The aim of this experiment was to determine whether eave tubes alone could impact mosquito entry, blood feeding rate and overnight mortality, even in the absence of ‘window screening’. The approach used 2 experimental huts that had either insecticide-treated or untreated inserts placed within the eave tubes and open windows at night. Each hut had a sleeper protected under an LLIN (Permanet 2.0©) to act as a host cue. The windows were left open to enable mosquitoes to recruit naturally through the window slits. The sleepers entered the huts at 20.00 and the supervisor opened the windows. The supervisor closed the windows of the huts at 05.00 the following morning and the sleepers collected all mosquitoes that had entered the huts overnight. Sleepers and treatments (i.e. treated or untreated inserts) were rotated between huts over a total of 24 nights, giving 6 replicates of each combination of hut, treatment and sleeper.

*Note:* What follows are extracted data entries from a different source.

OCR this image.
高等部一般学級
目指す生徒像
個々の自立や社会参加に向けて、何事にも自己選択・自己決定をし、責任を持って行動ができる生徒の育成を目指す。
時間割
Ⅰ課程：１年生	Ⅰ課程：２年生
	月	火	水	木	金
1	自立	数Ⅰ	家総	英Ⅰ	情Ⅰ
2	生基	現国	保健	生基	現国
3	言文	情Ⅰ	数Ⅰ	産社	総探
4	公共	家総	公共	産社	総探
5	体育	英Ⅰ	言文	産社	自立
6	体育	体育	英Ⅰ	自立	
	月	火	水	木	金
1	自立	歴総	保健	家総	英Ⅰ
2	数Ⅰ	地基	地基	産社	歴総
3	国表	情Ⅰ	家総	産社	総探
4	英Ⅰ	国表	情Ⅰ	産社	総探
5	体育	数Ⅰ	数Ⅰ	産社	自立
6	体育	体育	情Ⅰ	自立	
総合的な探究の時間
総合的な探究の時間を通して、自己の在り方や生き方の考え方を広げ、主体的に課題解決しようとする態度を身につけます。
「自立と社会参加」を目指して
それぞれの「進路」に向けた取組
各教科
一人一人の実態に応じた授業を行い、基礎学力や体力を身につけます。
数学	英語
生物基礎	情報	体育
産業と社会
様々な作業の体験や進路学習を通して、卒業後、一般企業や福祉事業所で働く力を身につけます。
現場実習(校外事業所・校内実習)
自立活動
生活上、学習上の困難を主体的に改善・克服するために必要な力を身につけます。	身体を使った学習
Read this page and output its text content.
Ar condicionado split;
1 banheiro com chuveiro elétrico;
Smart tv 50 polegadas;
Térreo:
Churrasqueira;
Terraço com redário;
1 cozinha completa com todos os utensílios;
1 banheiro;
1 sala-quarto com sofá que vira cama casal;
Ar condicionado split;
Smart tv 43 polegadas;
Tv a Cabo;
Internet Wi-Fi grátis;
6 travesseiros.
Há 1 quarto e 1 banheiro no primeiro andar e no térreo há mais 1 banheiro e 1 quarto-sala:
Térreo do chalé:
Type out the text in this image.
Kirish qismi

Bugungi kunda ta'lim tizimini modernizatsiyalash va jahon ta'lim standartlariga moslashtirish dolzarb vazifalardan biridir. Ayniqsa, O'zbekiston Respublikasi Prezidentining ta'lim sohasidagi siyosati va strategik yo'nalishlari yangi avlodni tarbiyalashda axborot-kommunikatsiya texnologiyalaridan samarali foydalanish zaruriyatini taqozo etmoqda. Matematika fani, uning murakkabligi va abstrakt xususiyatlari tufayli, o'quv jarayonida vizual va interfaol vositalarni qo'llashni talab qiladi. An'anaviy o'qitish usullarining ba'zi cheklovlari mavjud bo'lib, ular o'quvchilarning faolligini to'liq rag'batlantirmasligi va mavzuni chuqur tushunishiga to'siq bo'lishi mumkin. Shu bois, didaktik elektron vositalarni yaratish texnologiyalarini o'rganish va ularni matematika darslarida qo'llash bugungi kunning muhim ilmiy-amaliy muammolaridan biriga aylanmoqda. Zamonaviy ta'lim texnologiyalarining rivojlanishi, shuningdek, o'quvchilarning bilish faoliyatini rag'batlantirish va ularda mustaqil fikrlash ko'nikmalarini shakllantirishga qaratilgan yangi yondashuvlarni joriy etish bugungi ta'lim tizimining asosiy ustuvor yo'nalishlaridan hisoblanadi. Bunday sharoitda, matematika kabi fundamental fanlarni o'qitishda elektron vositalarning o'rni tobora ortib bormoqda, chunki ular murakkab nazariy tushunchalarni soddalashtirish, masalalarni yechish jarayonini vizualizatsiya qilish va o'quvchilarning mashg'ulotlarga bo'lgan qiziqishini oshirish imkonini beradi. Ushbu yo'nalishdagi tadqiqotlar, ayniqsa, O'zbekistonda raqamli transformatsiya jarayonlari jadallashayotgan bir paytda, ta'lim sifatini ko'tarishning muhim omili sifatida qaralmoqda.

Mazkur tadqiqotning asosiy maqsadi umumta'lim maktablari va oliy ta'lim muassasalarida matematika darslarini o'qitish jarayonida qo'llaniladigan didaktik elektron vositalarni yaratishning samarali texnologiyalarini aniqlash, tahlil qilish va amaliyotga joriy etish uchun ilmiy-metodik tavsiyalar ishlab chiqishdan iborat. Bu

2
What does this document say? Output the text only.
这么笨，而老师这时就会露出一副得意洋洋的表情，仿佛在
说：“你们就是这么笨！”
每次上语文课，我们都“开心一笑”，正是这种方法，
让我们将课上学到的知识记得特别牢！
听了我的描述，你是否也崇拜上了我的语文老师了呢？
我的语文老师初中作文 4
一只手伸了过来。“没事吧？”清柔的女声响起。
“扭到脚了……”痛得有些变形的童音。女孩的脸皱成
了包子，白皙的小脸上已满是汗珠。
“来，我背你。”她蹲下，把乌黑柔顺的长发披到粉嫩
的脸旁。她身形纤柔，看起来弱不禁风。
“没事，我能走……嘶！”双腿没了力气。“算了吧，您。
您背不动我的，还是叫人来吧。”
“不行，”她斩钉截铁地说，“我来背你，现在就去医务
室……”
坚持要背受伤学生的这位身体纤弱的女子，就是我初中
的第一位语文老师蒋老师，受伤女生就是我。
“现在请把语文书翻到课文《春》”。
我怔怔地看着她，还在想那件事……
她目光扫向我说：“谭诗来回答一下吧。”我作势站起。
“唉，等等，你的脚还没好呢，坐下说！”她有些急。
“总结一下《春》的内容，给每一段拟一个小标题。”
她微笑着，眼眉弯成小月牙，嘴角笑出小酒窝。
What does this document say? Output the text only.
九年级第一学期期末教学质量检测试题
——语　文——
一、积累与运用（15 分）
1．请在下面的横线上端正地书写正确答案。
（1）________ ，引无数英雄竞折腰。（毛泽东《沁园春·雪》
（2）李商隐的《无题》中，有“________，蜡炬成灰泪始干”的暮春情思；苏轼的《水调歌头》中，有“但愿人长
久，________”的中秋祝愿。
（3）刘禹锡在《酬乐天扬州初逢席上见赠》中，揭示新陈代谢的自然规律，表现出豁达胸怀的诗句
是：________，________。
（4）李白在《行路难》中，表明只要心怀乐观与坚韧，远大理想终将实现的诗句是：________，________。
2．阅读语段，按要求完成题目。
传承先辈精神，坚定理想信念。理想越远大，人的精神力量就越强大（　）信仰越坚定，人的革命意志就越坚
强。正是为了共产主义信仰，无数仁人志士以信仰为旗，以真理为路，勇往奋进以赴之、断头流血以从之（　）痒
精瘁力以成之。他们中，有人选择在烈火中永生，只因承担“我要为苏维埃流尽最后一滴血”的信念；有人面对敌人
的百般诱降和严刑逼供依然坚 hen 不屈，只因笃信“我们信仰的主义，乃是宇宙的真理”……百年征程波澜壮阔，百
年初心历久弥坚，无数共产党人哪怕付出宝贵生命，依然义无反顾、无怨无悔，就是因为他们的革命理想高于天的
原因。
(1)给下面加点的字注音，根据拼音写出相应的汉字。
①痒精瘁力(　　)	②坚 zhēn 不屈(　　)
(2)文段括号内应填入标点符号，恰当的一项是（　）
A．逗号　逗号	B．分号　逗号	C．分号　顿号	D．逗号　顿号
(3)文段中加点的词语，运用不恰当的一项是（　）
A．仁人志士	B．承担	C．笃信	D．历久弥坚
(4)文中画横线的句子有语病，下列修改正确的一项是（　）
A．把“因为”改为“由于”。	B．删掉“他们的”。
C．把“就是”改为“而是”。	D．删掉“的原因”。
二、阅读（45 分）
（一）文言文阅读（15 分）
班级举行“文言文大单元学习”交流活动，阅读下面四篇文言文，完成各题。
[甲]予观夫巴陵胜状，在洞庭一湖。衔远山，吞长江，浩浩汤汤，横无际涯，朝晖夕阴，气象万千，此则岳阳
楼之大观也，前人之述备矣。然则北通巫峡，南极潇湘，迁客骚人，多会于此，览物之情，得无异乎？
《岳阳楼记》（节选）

(iii) Exit mortality of mosquitoes

To evaluate whether insecticide-treated eave tubes might cause increased mortality of mosquitoes attempting to exit a house after a blood meal attempt, 4-5 days old non-blood-fed female An. gambiae mosquitoes were released inside two experimental huts, each with a sleeper protected under an LLIN. One hut was fitted with treated inserts and the other with untreated inserts (control). The windows and the curtain to the veranda were closed in the huts to prevent exit from the sleeping area. Sleepers entered the huts at 20.00 and a technician released the mosquitoes at 20.15. Mosquitoes were then collected back from the hut at 05.00. Fifty to 100 mosquitoes were released per night and the treatment was rotated between huts and sleepers for a total of 8 replicate nights.

The number of dead mosquitoes at recapture inside these huts with blocked exits was measured. Live mosquitoes were brought back to the laboratory and their mortality assessed 24 h post recapture.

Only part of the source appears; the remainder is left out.